The Implementation of Z-Score Normalization and Boosting Techniques to Increase Accuracy of C4.5 Algorithm in Diagnosing Chronic Kidney Disease

In the health sector, data mining can be used as a recommendation to predict a disease from the  collection of patient medical record data or health data. One of the techniques can be applied is  classification with the C4.5 algorithm. The increasing accuracy can be conducted in data  transformation using zscore normalization method. In addition, the implementation of the  ensemble method can also improve accuracy of C4.5 algorithm, namely boosting or adaboost.  The purpose of this study was determinin the implementation of zscore normalization in the  pre-processing and adaboost stages of the C4.5 algorithm and determing the accuracy of the  C4.5 algorithm after applying zscore and adaboost normalization in diagnosing chronic kidney  disease.
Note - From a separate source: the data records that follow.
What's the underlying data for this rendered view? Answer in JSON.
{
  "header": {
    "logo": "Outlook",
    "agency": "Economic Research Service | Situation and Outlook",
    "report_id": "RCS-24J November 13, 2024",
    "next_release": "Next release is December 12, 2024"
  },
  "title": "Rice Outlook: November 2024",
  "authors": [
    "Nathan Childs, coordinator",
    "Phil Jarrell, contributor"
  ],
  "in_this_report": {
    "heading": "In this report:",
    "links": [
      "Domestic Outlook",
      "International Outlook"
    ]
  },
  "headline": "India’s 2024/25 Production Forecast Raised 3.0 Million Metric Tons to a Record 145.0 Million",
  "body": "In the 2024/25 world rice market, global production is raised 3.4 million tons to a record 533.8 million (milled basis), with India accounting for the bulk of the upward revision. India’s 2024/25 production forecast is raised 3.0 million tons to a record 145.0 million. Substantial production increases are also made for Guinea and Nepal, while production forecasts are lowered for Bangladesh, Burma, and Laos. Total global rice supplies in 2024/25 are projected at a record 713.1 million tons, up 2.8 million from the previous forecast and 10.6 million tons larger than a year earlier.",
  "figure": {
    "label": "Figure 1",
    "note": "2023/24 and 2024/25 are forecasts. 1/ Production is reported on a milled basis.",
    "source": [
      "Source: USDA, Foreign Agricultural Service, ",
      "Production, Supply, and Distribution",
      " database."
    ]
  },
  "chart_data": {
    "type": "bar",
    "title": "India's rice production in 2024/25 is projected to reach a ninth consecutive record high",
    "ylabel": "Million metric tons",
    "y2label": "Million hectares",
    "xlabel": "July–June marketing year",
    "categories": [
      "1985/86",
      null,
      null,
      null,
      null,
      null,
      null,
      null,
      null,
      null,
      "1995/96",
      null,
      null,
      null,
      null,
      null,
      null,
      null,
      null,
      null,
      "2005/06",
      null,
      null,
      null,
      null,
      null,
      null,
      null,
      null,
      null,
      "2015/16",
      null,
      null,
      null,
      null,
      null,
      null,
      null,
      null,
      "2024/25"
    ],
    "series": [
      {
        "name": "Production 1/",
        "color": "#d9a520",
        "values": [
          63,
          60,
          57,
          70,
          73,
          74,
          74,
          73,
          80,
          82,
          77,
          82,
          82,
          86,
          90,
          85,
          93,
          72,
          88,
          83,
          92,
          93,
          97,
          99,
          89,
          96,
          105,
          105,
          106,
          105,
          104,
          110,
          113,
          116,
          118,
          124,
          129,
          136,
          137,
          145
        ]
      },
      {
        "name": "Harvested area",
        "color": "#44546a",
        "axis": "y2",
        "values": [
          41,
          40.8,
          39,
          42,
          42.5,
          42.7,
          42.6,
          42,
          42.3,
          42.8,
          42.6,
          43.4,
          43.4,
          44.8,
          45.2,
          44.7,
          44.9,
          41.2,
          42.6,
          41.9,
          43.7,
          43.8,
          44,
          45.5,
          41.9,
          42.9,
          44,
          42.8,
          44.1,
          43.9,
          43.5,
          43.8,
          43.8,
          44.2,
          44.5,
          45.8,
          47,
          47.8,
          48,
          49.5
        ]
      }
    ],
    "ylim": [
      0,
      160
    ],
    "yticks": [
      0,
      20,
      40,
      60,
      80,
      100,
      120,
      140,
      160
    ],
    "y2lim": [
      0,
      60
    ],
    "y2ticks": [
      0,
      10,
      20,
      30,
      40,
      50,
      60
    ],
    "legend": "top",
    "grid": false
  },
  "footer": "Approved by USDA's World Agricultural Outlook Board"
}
In this study, the mining process used k-fold cross validation with the default value k =  10. The implementation of the C4.5 algorithm obtained an accuracy of 96% while the accuracy  of the C4.5 algorithm with the zscore normalization method obtained an accuracy of 96.75%.  The highest accuracy was obtained from the addition of the boosting method to the C4.5  algorithm and zscore normalization obtained the accuracy of 97.25%. The increasing accuracy  was obtained of 1.25% which compared to the accuracy C4.5 algorithm.